Not just any dessert, but a very specific flavor and texture sensation. You spent the day feeling the urge for this perfect dessert, trying to put your finger (and taste buds) on exactly what it was that would fill that aching. Not the lunch you packed, the candy in the vending machines or the doughnuts in the break room are going to even begin to touch the yearning of your tongue.
Finally the work day is over, you've had a nourishing dinner and decide to venture out to The Dessert Place. As you stand contemplating the dizzying array of options, your eyes fall on a single beautiful cup of chocolate mousse. Every cell in your body cries out "THAT"S IT!" In that very moment, the server behind the counter takes that last, single cup of glorious mousse from the case and places it into the hands of another customer.
What more is there to do but go home, go to bed and wait for whatever the new day brings.
Two months ago, in the opportunity to be presented for a sibling group of 3 (4, 2, and 6 months), I saw my chocolate mousse. The perfect combination of children needing a home to fulfill the dream image of family that I have been holding all these years from a situation that appeared about as healthy, clean and clear as one could get in adoption. I love the idea of the stair-step children (10, 7, 4, 2, and a baby seems perfect). I love the idea of 5 kids. I love the distribution of boys and girls. I love the balance of color this little band would bring to our family. I love that they had and would always have each other.
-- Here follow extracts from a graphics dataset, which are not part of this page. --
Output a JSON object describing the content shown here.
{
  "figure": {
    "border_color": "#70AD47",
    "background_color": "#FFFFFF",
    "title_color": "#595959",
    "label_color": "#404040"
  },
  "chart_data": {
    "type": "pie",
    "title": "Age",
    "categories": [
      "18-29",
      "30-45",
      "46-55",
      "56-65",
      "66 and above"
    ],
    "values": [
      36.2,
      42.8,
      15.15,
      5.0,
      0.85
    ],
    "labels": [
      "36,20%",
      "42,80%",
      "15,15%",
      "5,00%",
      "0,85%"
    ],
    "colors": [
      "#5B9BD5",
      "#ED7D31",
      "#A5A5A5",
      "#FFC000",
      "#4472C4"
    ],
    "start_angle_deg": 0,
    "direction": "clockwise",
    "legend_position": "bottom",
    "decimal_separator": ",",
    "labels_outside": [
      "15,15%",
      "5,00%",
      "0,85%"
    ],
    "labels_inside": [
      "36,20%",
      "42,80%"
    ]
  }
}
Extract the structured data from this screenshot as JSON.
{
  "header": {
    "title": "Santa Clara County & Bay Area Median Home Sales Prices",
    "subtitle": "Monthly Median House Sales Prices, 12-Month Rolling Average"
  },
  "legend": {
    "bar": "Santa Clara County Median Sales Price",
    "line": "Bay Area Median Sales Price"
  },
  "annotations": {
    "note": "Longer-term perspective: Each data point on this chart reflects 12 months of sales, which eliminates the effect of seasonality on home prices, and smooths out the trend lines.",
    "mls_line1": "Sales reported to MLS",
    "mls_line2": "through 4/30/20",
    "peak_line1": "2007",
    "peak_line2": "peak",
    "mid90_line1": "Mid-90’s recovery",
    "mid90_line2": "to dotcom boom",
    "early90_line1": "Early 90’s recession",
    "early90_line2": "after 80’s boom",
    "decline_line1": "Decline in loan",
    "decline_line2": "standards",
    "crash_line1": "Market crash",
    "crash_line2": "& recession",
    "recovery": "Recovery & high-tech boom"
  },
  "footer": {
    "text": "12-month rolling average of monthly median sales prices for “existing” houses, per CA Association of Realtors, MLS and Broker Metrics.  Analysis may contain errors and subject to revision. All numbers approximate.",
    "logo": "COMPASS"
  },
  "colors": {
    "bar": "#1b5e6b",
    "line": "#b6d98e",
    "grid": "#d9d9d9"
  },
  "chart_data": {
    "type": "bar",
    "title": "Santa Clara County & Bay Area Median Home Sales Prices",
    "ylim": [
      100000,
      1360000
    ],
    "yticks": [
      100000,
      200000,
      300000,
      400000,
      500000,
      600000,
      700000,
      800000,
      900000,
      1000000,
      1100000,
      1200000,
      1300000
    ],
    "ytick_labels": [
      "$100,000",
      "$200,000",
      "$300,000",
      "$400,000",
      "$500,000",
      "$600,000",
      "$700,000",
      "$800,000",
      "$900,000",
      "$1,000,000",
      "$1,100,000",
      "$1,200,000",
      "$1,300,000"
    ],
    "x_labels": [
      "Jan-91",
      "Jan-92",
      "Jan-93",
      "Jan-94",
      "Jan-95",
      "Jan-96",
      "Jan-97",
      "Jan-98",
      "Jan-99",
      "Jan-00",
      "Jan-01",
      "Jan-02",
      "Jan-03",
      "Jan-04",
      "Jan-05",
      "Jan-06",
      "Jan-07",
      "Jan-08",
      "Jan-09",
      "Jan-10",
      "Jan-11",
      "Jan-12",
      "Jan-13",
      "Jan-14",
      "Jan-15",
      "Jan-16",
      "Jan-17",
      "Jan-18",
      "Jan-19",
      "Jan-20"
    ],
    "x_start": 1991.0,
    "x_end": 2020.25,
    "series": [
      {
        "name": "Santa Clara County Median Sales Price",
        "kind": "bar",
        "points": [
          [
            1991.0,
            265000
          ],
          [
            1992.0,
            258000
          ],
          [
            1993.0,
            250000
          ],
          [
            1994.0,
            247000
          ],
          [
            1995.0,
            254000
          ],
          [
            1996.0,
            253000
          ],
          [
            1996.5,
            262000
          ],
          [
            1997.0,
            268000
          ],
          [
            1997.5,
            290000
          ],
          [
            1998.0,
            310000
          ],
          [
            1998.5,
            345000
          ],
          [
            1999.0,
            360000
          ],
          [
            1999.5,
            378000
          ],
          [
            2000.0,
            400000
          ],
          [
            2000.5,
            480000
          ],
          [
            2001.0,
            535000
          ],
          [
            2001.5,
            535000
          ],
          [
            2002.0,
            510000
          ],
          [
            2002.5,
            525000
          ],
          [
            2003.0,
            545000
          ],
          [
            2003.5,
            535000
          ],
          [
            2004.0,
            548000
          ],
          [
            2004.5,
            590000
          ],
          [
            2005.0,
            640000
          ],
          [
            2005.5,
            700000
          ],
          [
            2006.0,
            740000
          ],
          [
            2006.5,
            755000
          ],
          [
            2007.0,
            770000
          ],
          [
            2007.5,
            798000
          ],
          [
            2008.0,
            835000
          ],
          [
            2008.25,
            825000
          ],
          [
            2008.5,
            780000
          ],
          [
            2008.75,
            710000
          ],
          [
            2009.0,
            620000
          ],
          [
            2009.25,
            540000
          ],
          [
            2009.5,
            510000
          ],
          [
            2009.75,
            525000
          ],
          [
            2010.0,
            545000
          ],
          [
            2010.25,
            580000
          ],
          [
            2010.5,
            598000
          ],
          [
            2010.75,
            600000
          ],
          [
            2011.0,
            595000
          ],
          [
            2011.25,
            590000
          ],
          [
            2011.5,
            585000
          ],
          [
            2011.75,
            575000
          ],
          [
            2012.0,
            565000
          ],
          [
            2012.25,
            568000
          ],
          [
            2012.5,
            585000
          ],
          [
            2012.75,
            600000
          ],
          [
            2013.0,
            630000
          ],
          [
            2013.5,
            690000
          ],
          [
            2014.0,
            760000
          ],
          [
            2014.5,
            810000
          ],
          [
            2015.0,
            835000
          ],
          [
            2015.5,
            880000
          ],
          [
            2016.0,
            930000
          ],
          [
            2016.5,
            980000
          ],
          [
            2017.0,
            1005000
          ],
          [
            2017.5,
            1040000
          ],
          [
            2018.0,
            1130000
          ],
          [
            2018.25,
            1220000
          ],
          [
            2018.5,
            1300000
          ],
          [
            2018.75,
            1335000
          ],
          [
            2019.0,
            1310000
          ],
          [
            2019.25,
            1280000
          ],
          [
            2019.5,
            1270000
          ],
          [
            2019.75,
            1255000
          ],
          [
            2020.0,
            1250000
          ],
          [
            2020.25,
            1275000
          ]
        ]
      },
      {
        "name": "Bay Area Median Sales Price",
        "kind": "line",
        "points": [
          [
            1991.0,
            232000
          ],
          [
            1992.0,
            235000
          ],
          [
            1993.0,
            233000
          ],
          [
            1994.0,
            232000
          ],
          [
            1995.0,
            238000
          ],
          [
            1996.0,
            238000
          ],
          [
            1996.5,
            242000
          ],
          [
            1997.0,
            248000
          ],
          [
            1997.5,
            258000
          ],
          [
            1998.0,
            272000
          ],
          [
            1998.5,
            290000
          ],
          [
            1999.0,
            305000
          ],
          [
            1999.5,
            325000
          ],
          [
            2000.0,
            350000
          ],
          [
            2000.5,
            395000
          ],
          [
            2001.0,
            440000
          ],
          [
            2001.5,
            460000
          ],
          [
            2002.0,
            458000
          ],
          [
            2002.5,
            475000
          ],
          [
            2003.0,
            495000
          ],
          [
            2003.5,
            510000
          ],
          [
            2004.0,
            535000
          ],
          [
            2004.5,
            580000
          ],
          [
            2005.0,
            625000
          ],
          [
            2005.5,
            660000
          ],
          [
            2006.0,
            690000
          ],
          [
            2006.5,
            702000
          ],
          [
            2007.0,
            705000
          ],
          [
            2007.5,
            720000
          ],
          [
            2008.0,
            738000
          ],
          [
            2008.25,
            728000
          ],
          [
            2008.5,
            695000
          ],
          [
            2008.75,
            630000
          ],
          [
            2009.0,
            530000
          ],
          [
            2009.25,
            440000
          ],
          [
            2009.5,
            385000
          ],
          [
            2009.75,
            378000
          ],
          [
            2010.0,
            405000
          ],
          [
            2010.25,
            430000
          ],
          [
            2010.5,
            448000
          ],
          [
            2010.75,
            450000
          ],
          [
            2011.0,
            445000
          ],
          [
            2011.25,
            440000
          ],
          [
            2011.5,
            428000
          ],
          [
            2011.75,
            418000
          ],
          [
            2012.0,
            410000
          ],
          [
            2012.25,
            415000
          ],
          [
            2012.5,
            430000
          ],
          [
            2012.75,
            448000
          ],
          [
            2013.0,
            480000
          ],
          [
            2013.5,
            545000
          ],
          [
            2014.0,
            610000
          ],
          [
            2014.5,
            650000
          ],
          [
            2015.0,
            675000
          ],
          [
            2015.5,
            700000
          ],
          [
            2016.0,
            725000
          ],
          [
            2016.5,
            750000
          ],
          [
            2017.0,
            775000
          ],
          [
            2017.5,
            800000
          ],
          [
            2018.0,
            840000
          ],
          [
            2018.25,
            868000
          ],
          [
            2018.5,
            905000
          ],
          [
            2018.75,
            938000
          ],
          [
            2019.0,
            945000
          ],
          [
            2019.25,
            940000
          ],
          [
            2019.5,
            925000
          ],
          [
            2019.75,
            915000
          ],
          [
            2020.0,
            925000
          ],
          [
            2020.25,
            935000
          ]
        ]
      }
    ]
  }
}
Open-eyed, honest evaluation of the reality of bringing three children under the age of 5 into our family all at once clearly showed that the only person currently in our home this would be great for was me. Everyone else would struggle - and they'd get through it - but it would be super chaos and hard for everyone, maybe tearing us apart for years to come. And because I love and value my current relationships with my husband and two amazing beautiful children so much, we chose not to be presented for this darling band of siblings.
In that moment, I saw that while there were many ways we could bring more children into our life, that dream I held for the family I wanted is no longer possible. I saw the reality that with this little group of 3 we could have a full family and be "done" at the same time, able to plan what's next with as much certainty as one ever can. I realized how much I don't want to start over with a whole new set of babies when the two I already have are now at this age of freedom where we can travel and explore and talk and experience the world together.
So I'm done. Bill and I have decided to wrap up this phase of our life and put the dream of more children and a big family to rest. In a huge jumble of mixed feelings I am happy, sad, elated, relieved, excited and disappointed all at the same time. Sometimes I ache for the large family I now know I will never have and sometimes I can hardly stand the excitement of seeing what's next for both me and our now complete little family.